Brussels sprouts are ready to harvest when they are 1/2”-1 1/2” in diameter and are firm to the touch. Another bonus to growing your own are the big delicious leaves and crunchy stems. The leaves add an amazing sweetness and crunch to your salads and we munch on the stems for snacks.

Brussels sprout leaves

My current crop of Brussels sprouts seem to be doing well so far, but I recently stumbled upon some advice in 1001 Hints & Tips for Your Garden that I can’t wait to try out.

garden books

Brussels sprouts take up a lot of real estate in your garden, needing a full 24” for each plant. Lettuce and radishes will be happy under planted beneath your Brussels sprouts. You can also under plant herbs, especially mint which will keep those pesky caterpillars away.

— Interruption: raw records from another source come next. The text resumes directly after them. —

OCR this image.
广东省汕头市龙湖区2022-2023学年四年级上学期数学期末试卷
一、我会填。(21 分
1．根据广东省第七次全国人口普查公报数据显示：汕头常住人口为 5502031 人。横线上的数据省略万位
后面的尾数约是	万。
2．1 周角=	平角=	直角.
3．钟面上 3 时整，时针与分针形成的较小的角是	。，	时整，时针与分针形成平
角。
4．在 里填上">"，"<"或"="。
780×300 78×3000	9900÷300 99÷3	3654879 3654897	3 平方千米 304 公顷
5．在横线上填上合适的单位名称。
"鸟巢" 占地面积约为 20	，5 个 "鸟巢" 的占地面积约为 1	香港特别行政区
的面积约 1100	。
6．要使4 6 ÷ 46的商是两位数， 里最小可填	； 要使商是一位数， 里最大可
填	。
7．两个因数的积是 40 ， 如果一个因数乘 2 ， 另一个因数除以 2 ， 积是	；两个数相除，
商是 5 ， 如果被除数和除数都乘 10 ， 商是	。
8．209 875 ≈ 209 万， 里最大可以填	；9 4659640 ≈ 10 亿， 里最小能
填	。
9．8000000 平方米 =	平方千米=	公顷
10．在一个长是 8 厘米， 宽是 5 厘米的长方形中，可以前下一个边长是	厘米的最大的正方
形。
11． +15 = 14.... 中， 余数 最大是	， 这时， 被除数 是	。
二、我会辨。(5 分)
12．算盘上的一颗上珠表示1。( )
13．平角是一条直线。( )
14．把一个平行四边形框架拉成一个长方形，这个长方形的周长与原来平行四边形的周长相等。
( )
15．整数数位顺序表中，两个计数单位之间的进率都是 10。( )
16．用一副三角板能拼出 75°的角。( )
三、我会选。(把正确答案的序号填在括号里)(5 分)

Four to six weeks before your desired harvest, lop off the top leaves of the plant.  This will help your produce grow bigger in a uniform way, yielding bigger and prettier sprouts. Just remember not to throw those large leaves away, take them into the kitchen and eat them up!

winter vegetable garden

Alternately, you can remove the lower leaves by snapping them off and a few days prior to harvest to give them a little room to grow. I’m trying this tip right now. I’ll let you know if the “lower snap” or the big “lop off” works best.